Authors
S. Sabanadzovic, Department of Entomology and Plant Pathology, Mississippi State University, Mississippi State 39762;
D. M. Ingram, Raymond, MS 39154; and
A. M. Lawrence, Electron Microscope Center, Mississippi State University, Mississippi State 39762
Eupatorium purpureum L. (joe-pye weed, sweet joe-pye weed, and sweetscented joe-pye weed) is a wildflower perennial plant native to the eastern United States. In May 2006, virus-like symptoms including systemic chlorosis, mottling, and downward rolling of leaf blades were observed in a joe-pye weed plant located on the Mississippi State University campus. Young symptomatic leaves were ground in 0.1 M phosphate buffer, pH 7.2, and the slurry was inoculated on leaves of several herbaceous hosts grown in a greenhouse. Systemic symptoms were observed 1 to 2 weeks postinoculation in Cucumis sativus (chlorotic spots followed by systemic ringspot and leaf deformation), Chenopodium quinoa (necrotic lesions/leaf deformation), Nicotiana benthamiana (mosaic/line patterns), and N. rustica (necrotic ring spots). Electron microscopy of partially purified preparations from infected joe-pye weed and cucumber plants revealed the presence of intact and empty isometric viral particles of approximately 30 nm in diameter resembling nepoviruses or comoviruses. The original joe-pye weed plant and artificially infected herbaceous plants were tested by ELISA (Agdia Inc., Elkhart, IN) for several nepoviruses/comoviruses and found to be positive for Tobacco ringspot virus (TRSV; genus Nepovirus, family Comoviridae).

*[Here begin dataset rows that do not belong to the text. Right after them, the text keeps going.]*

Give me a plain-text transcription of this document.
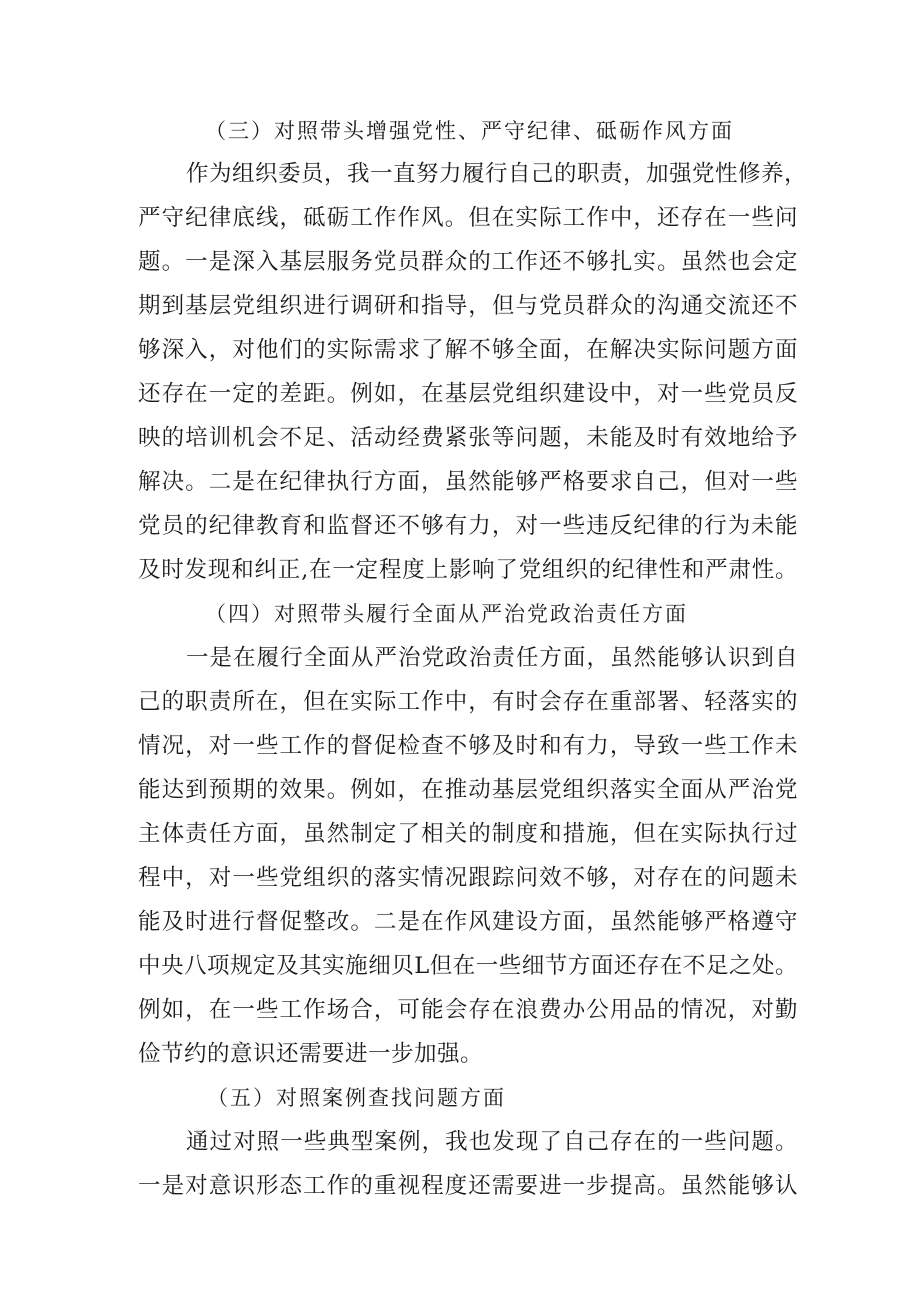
（三）对照带头增强党性、严守纪律、砥砺作风方面
作为组织委员，我一直努力履行自己的职责，加强党性修养，
严守纪律底线，砥砺工作作风。但在实际工作中，还存在一些问
题。一是深入基层服务党员群众的工作还不够扎实。虽然也会定
期到基层党组织进行调研和指导，但与党员群众的沟通交流还不
够深入，对他们的实际需求了解不够全面，在解决实际问题方面
还存在一定的差距。例如，在基层党组织建设中，对一些党员反
映的培训机会不足、活动经费紧张等问题，未能及时有效地给予
解决。二是在纪律执行方面，虽然能够严格要求自己，但对一些
党员的纪律教育和监督还不够有力，对一些违反纪律的行为未能
及时发现和纠正,在一定程度上影响了党组织的纪律性和严肃性。
（四）对照带头履行全面从严治党政治责任方面
一是在履行全面从严治党政治责任方面，虽然能够认识到自
己的职责所在，但在实际工作中，有时会存在重部署、轻落实的
情况，对一些工作的督促检查不够及时和有力，导致一些工作未
能达到预期的效果。例如，在推动基层党组织落实全面从严治党
主体责任方面，虽然制定了相关的制度和措施，但在实际执行过
程中，对一些党组织的落实情况跟踪问效不够，对存在的问题未
能及时进行督促整改。二是在作风建设方面，虽然能够严格遵守
中央八项规定及其实施细贝L但在一些细节方面还存在不足之处。
例如，在一些工作场合，可能会存在浪费办公用品的情况，对勤
俭节约的意识还需要进一步加强。
（五）对照案例查找问题方面
通过对照一些典型案例，我也发现了自己存在的一些问题。
一是对意识形态工作的重视程度还需要进一步提高。虽然能够认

Total RNA extracted from the original virus source plant was reverse transcribed using oligodT primer and submitted to PCR with the primer set TRS-F (5′TATCCCTATGTGCTTGAGAG3′) and TRS-R (5′CATAGACCACCAGAGTCACA3′) designed from the published sequences in GenBank of the RNA 1 of Tobacco ringspot virus. A specific 766-bp PCR product was cloned and sequenced. Sequence analysis showed that the virus from the joe-pye weed shared 94% nucleotide identity (98% at amino acid level) with a “bud blight” isolate of TRSV (Accession No U50869) (2) in the sequenced genome portion and slightly lower (90 to 92%) with other sequenced isolates of the same virus, thus further confirming the identity of the virus. In 2008 and 2009, TRSV was detected in an additional 16 symptomatic specimens of the same host collected from six distinct locations in Mississippi. Our results show that E. purpureum is a new host for TRSV. Considering that the related plant species E. capillifolium (small dogfennel) was already reported as a host of TRSV in North Carolina (1), this suggests that these two common plants may represent additional reservoirs of this virus in the region.
References: (1) M. C. Rush and G. V. Gooding. Phytopathology 60:1756, 1970, (2) P. A. Zalloua et al. Virology 219:1, 1996.